01 Apr 08

Cardiovascular response to dobutamine stress predicts outcome in severe sepsis and septic shock

Posted in Inotropic support, Sepsis at 19:26 by Laci

By A Kumar, E Schupp, E Bunnell, A Ali, B Milcarek and J E Parrillo

Critical Care 2008, 12:R35

During septic shock, resistance to the hemodynamic effects of catecholamine vasopressors/inotropes is a well-recognized marker of mortality risk. However, the specific cardiovascular/metabolic response elements that are most closely associated with outcome have not been well defined. The objective of this study was to assess cardiovascular/metabolic responses to dobutamine as correlates of outcome in patients with severe sepsis/septic shock.

Methods
A prospective, non-randomized, non-blinded interventional study of graded dobutamine challenge (0, 5, 10, and 15 ug/kg/min) in adult patients who had undergone pulmonary artery catheterization within 48 hours of onset of severe sepsis or septic shock (8 survivors/15 non-survivors) was performed.
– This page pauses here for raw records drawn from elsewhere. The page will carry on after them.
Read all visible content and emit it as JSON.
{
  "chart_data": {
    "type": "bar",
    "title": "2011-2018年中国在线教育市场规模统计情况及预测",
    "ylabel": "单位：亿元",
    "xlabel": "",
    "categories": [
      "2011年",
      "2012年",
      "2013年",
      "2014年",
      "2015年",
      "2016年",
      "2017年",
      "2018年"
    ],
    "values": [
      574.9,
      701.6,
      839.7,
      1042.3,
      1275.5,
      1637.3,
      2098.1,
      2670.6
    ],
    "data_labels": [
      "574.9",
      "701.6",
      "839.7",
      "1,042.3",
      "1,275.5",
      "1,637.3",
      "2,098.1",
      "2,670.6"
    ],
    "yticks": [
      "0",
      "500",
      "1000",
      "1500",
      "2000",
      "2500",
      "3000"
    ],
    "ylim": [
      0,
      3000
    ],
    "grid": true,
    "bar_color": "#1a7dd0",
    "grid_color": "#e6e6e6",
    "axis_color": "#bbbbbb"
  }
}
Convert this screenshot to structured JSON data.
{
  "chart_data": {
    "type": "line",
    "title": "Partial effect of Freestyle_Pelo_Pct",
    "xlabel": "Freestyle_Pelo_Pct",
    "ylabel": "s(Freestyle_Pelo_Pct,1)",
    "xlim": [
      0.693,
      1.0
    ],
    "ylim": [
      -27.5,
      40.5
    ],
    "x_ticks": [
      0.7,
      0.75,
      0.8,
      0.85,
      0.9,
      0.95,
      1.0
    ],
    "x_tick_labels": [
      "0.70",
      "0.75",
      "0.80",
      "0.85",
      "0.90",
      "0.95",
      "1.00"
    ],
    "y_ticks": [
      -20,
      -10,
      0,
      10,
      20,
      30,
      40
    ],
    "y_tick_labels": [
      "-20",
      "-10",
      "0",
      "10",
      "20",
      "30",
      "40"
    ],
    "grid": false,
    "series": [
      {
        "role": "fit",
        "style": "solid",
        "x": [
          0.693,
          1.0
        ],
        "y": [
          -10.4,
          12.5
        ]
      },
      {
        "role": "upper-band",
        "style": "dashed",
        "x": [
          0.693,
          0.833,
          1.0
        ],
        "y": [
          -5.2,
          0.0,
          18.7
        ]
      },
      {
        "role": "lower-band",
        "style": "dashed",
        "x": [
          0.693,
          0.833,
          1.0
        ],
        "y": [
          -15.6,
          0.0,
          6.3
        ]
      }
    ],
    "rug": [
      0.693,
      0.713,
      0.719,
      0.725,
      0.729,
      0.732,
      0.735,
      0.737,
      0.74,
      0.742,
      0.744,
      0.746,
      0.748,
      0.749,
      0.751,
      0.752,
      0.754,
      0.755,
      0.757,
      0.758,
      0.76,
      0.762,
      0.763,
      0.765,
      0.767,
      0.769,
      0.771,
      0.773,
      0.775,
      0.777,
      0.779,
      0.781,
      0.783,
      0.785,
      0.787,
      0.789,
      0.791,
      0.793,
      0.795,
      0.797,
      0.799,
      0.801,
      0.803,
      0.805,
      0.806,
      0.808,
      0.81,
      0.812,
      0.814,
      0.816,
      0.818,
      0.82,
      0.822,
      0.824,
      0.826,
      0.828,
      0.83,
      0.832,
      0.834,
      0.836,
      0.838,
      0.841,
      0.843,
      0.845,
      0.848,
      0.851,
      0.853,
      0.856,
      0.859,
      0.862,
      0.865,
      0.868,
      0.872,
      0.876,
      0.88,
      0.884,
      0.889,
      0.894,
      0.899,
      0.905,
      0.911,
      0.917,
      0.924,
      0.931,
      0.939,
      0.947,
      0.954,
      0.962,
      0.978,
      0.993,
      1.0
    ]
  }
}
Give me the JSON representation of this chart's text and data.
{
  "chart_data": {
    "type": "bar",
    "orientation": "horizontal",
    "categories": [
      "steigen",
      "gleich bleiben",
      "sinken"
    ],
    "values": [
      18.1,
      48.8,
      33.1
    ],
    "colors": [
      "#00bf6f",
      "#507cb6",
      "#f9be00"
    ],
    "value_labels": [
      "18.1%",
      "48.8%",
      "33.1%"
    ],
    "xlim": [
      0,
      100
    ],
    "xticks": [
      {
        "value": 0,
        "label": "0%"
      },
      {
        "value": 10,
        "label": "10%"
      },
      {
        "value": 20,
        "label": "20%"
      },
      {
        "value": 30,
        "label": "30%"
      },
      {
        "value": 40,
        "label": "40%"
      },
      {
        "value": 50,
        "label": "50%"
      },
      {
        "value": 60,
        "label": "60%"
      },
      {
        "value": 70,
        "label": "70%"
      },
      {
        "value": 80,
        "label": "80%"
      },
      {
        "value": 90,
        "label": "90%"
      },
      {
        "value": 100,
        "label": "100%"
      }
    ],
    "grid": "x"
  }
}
Radionuclide cineangiography during graded infusion was used to determine biventricular ejection fractions at each increment of dobutamine.

Results
In univariate analysis, a variety of cardiovascular/hemodynamic and oxygen transport/metabolic variables (at the point of maximum cardiac index response for a given subject) were associated with survival including increased stroke volume index (p=0.0003), right ventricular end-diastolic volume index (p=0.0047), left ventricular stroke work index (p=0.0054), oxygen delivery index (p=0.0084), cardiac index (p=0.0093), systolic blood pressure/left ventricular end-systolic volume index ratio (sbp/lvesvi) (p=0.0188), left ventricular ejection fraction (p=0.0160), venous oxygen content (p=0.0208), mixed venous oxygen saturation (p=0.0234) and pulse pressure (p=0.0403); and decreased pulmonary artery diastolic pressure (p=0.0133), systemic vascular resistance index (p=0.0154), extraction ratio (p=0.0160) and pulmonary vascular resistance index (p=0.0390). Increases of SVI of greater than or less than 8.5 ml/m2 were concordant with survival or death in 21 of 23 cases. Multivariate profile construction showed stroke volume index as the dominant discriminating variable for survival with the sBP/LVESVI ratio alone among all other variables significantly improving the model.

Conclusions
Survivors maintain cardiac responsiveness to catecholamine stimulation during septic shock. Survival from severe sepsis/septic shock is associated with increased cardiac performance and contractility indices during dobutamine infusion. Further studies are required to determine whether these parameters are predictive of outcome in a larger severe sepsis/septic shock population.